Manuela se sintió fastidiada, y los músicos, conociéndolo, muy contrariados por no haber agradado a la catrina, le dieron las buenas noches y se retiraron.
Llegó la noche, la noche pavorosa y lúgubre de aquel campamento de bandidos. Manuela fue a asomarse a la puerta de la capilla, deseosa de respirar aire puro y de contemplar el aspecto de aquel lugar que comenzaba a parecerle peligrosísimo a pesar de tener por apoyo al Zarco.
La noche era sombría y como la anterior, amenazaba tempestad. Las luces que brillaban por entre las ventanas y las grietas de aquellas ruinas les daban un aspecto todavía más espantoso.
Acá y acullá cruzaban patrullas a caballo que iban de avanzada o que hacían la ronda; reinaba un silencio sepulcral. La noche es para los malhechores favorable, cuando se emboscan o emprenden un asalto; pero está llena de terrores y de peligros también para ellos, si descansan en la guarida. Así que su sueño nunca es tranquilo y está turbado por cada rumor de la arboleda, por cada galope que se oye a lo lejos, por cada silbido del viento, por todo ruido extraño.
Aún seguros como estaban los plateados en Xochimancas, ya lo hemos dicho, no descuidaban ninguna precaución. Así es que su campo estaba guardado por avanzadas, por escuchas, por rondas, y todavía así, los jefes no dormían sino con un ojo.

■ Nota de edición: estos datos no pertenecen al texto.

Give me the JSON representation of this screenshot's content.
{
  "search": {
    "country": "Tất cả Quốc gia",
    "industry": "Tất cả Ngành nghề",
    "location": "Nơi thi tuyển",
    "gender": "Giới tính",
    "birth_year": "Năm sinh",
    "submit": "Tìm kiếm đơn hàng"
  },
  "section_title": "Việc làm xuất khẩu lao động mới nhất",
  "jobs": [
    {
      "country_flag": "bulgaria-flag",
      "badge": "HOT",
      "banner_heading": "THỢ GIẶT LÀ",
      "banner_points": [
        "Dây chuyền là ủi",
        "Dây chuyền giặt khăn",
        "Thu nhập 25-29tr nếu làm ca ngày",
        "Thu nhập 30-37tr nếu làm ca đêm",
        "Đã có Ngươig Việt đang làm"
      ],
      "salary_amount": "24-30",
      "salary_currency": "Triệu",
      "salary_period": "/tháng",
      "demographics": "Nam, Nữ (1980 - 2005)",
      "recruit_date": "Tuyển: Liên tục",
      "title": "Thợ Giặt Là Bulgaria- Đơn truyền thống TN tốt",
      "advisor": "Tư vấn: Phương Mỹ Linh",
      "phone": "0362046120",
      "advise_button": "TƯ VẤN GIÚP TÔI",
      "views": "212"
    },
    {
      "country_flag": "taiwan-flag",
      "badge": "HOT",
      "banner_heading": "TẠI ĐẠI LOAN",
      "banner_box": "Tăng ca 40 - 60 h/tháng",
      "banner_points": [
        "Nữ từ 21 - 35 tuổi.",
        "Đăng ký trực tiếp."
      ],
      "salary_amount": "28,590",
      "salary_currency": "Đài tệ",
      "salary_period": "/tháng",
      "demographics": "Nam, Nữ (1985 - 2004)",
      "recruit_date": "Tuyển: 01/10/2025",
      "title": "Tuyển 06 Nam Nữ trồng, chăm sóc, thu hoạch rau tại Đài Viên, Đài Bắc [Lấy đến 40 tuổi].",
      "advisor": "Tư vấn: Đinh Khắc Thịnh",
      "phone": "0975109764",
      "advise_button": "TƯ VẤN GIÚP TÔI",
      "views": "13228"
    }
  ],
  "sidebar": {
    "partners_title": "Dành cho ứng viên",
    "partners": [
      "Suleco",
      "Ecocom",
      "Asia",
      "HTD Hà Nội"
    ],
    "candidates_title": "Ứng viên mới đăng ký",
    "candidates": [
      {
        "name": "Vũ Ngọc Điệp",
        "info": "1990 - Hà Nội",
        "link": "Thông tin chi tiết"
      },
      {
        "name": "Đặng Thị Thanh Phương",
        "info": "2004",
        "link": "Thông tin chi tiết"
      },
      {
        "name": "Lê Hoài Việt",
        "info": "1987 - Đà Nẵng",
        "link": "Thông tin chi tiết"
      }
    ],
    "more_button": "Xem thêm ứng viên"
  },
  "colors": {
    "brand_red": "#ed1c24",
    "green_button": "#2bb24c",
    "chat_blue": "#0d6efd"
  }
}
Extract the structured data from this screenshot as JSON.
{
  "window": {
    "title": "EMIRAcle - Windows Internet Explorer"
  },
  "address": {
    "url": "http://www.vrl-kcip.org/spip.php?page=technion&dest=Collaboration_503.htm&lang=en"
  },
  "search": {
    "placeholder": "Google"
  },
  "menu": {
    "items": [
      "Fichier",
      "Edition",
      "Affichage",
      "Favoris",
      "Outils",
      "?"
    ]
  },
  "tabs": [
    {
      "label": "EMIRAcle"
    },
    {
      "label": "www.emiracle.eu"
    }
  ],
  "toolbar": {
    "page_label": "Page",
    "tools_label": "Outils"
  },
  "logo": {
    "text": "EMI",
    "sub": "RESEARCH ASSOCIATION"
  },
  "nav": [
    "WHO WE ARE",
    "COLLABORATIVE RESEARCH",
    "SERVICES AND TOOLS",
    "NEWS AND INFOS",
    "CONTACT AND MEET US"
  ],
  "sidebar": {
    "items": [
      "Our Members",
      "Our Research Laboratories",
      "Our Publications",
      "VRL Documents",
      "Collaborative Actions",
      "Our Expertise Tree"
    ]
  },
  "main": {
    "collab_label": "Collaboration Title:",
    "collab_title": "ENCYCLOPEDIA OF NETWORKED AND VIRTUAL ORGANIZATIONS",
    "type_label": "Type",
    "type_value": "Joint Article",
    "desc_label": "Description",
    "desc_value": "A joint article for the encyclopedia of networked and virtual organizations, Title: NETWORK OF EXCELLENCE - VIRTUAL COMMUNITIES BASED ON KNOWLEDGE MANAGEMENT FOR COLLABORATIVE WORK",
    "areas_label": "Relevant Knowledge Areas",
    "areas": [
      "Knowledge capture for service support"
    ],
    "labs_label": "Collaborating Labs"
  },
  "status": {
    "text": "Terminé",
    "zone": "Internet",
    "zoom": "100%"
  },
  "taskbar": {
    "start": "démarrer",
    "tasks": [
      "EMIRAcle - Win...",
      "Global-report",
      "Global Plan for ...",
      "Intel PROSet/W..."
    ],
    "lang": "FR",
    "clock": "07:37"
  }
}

Entonces tenían un motivo más para estar alerta. El rapto de Manuelita debía haber causado gran alboroto en Yautepec. El herrero de Atlihuayan, hombre peligroso para los plateados, y que los odiaba de muerte, pretendiente desdeñado de la joven, debía haber puesto en alarma a los vecinos y a sus amigos de aquella hacienda. Era gran conocedor de aquellos terrenos, y muy audaz y muy valiente. Además ese día había llegado a Yautepec la caballería que había ido a perseguir a los asaltantes de Alpuyeca, y aunque los plateados sabían a qué atenerse respecto de la bravura de aquella tropa, nada extraño sería que animada por el odio del herrero y por la resolución de los vecinos, se hubiera determinado a atacarlos.
Ya hemos visto que la previsión de los bandidos no carecía de fundamento, y que lo que ellos temían se intentó por Nicolás, aunque en vano, a causa de la cobardía del comandante.
Así es que la vigilancia se redobló en Xochimancas.
Salomé, el principal jefe de los plateados, había dicho, al oscurecer, al Zarco:
-Dios quiera, Zarco, que tu güera no nos vaya a traer algún perjuicio. Es necesario estar con cuidado; tú, vete con ella, y estate muy tranquilo, y diviértete, vale -añadió, guiñándole el ojo y riéndose maliciosamente-, que yo quedo velando. He avanzado a los muchachos por todos los caminos, y Félix se ha adelantado hasta cerca de Atlihuayan, por si hay algo. Conque, anda, vete y que duermas bien.
Algunas otras frases le dijo, pero debieron ser tales, que no quiso pronunciarlas sino en voz baja y en el oído del Zarco. El caso es que los dos se separaron riéndose a carcajadas. Salomé montó a caballo y seguido de una veintena de jinetes, se fue a hacer ronda. El Zarco se dirigió a la capilla, donde todos dormían ya, menos Manuela, que lo esperaba sentada en su banco, ceñuda y llorosa.